We are collecting large amounts of data for our customers. Basically, when we gather this data it is represented as a 3-tuple, lets say (a, b, c), where b and c are members of sets B and C respectively. In this particular case we know that the B and C sets will not grow very much over time. For our current customers we are talking about ~200,000 members. However, the A set is the one that keeps growing over time. Currently we are at about ~2,000,000 members per customer, but this is going to grow (possibly rapidly.) Also, there are 1->n relations between b->a and c->a.
The workload on this data set is basically split up into 3 use cases. The collections will be periodically updated, where A will get the most writes, and B and C will get some, but not many. The second use case is random access into B, then aggregating over some number of documents in C that pertain to b \in B. And the last usecase is basically streaming a large subset from A and B to generate some new data.
The problem that we are facing is that the indexes are getting quite big. Currently we have a test setup with about 8 small customers, the total dataset is about 15GB in size at the moment, and indexes are running at about 3GB to 4GB. The problem here is that we don’t really have any hot zones in our dataset. It’s basically going to get an evenly distributed load amongst all documents.
Basically we’ve come up with 2 options to do this. The one that I described above, where all data for all customers is piled into one collection. This means we’d have to create an index om some field that links the documents in that collection to a particular customer.
The other options is to throw all b’s and c’s together (these sets are relatively small) but divide up the C collection, one per customer. I can imangine this last solution being a bit harder to manage, but since we rarely access data for multiple customers at the same time, it would prevent memory problems. MongoDB would be able to load the customers index into memory and just run from there.
What are your thoughts on this?
P.S.: I hope this wasn’t too vague, if anything is unclear I’ll go into some more details.
It sounds like the larger set (A if I followed along correctly), could reasonably be put into its own database. I say database rather than collection, because now that 2.2 is released you would want to minimize lock contention between the busier database and the others, and to do that a separate database would be best (2.2 introduced database level locking). That is looking at this from a single replica set model, of course.
Also the index sizes sound a bit out of proportion to your data size – are you sure they are all necessary? Pruning unneeded indexes, combining and using compound indexes may well significantly reduce the pain you are hitting in terms of index growth (it would potentially make updates and inserts more efficient too). This really does need specifics and probably belongs in another question, or possibly a thread in the mongodb-user group so multiple eyes can take a look and make suggestions.

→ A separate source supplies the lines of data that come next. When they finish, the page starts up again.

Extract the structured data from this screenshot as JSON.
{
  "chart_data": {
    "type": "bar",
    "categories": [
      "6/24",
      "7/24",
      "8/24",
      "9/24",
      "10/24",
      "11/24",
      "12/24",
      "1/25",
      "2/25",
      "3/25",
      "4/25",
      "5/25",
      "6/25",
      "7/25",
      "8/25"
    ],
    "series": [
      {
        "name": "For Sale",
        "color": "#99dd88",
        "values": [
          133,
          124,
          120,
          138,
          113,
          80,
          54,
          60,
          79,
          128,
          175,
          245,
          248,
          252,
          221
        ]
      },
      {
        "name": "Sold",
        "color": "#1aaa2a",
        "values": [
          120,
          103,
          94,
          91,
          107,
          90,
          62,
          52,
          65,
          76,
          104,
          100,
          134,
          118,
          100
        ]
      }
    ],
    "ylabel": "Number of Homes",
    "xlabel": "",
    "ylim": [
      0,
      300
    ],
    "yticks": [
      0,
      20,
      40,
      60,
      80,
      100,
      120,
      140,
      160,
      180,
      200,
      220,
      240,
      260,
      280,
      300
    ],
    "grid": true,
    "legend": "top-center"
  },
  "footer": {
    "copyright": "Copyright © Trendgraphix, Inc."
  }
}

If we look at it with the possibility of sharding thrown in, then the truly important piece is to pick a shard key that allows you to make sure locality is preserved on the shards for the pieces you will frequently need to access together. That would lend itself more toward a single sharded collection (preserving locality across multiple related sharded collections is going to be very tricky unless you manually split and balance the chunks in some way). Sharding gives you the ability to scale out horizontally as your indexes hit the single instance limit etc. but it is going to make the shard key decision very important.
Again, specifics for picking that shard key are beyond the scope of this more general discussion, similar to the potential index review I mentioned above.